Federal Reserve Chair Jerome Powell expressed optimism Sunday that the U.S. economy can begin to recover from a devastating recession in the second half of the year, assuming the coronavirus doesn’t erupt in a second wave. But he suggested that a full recovery won’t likely be possible before the arrival of a vaccine. In an interview with CBS’s “60 Minutes,” Powell noted that the economy was fundamentally healthy before the virus struck suddenly and forced widespread business shutdowns and tens of millions of layoffs. Once the outbreak has been contained, he said, the economy should be able to rebound “substantially.”

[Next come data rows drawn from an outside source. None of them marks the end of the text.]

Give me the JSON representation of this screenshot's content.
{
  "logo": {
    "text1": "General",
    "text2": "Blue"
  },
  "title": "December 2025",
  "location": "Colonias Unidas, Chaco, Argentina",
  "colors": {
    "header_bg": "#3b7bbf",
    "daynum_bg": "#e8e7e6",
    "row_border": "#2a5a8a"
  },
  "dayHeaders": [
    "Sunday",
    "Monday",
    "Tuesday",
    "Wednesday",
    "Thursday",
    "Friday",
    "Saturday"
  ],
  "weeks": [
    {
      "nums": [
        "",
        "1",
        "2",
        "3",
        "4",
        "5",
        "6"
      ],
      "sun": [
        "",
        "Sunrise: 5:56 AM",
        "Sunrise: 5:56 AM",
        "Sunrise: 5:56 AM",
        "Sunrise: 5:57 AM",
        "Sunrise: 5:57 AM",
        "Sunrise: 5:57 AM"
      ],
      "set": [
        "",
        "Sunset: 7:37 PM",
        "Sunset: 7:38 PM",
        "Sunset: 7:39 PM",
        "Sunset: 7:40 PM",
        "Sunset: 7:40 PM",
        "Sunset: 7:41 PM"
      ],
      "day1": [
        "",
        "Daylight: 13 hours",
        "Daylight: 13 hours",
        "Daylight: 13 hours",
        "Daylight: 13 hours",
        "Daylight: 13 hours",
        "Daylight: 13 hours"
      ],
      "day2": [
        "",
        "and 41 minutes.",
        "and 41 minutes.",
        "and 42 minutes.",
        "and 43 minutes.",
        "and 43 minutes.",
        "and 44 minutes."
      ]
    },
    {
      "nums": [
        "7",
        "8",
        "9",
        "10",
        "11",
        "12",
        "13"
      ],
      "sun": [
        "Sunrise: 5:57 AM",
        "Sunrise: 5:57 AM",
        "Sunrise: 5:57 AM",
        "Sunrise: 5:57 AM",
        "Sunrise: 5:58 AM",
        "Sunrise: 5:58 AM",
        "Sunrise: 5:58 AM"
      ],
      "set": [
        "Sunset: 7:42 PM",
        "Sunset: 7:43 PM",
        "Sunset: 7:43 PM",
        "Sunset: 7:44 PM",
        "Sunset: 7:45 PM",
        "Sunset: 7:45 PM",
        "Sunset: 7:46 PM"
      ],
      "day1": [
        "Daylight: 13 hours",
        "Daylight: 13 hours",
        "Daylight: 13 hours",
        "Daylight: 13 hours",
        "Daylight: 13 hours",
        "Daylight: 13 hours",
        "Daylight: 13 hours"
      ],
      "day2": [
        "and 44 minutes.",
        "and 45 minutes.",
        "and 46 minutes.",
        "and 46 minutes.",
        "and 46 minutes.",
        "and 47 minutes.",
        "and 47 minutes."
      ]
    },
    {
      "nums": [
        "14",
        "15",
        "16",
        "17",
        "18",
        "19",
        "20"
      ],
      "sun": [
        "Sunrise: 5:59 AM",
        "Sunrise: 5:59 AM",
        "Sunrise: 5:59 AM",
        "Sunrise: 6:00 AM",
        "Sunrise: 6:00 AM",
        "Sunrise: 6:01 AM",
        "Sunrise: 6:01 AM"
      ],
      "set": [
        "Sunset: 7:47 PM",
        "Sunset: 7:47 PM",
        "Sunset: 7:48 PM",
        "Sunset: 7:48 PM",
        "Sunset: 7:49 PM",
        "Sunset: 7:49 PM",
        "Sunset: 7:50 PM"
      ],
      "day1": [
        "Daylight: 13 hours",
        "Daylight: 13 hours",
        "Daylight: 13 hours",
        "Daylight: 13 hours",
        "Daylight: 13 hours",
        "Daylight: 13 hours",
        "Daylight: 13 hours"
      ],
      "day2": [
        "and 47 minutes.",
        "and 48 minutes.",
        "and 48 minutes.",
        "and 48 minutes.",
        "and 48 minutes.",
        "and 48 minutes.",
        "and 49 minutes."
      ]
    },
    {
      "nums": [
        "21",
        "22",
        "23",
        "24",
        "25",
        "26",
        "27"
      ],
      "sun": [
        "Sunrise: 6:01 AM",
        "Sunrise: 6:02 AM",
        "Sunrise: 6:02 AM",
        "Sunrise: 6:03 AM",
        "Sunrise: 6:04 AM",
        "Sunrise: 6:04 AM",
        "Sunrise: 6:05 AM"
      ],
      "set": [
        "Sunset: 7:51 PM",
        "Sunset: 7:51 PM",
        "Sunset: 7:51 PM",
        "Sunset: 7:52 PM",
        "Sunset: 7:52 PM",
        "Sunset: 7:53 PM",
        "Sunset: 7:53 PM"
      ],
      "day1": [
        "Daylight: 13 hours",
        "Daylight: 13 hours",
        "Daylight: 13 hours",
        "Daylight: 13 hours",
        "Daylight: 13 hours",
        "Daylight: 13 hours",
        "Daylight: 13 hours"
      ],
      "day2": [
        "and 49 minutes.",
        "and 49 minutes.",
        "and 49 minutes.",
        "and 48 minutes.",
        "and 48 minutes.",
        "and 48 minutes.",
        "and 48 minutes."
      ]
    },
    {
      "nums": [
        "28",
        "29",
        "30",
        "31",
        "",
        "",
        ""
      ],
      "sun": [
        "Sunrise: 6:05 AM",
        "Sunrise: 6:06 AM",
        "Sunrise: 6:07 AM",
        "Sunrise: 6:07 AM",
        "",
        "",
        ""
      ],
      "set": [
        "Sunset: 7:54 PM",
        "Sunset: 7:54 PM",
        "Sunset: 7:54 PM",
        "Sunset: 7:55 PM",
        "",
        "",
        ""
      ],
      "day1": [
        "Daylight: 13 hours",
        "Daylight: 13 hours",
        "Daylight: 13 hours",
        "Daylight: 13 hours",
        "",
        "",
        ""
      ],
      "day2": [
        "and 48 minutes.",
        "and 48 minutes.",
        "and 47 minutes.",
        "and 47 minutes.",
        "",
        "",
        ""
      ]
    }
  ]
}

Powell offered an overall positive message while warning that it would take much longer for the economy to regain its health than it took for it to collapse with stunning speed. “In the long run, and even in the medium run,” the chairman said, “you wouldn’t want to bet against the American economy. This economy will recover. And that means people will go back to work. Unemployment will get back down. We’ll get through this.”
Powell pointed out that the downturn wasn’t a result of deep-seated financial instabilities, like the housing meltdown and the excessive risk-taking among banks that ignited the Great Recession. Rather, it resulted from an external event — a pandemic — that required a shutdown of the economy. That may mean, he said, that “we can get back to a healthy economy fairly quickly.” In the meantime, though, American workers are enduring their worst crisis in decades. More than 36 million people have applied for unemployment benefits in the two months since the coronavirus first forced businesses to close down and shrink their workforces. The unemployment rate, at 14.7%, is the highest since the Great Depression, and is widely expected to go much higher.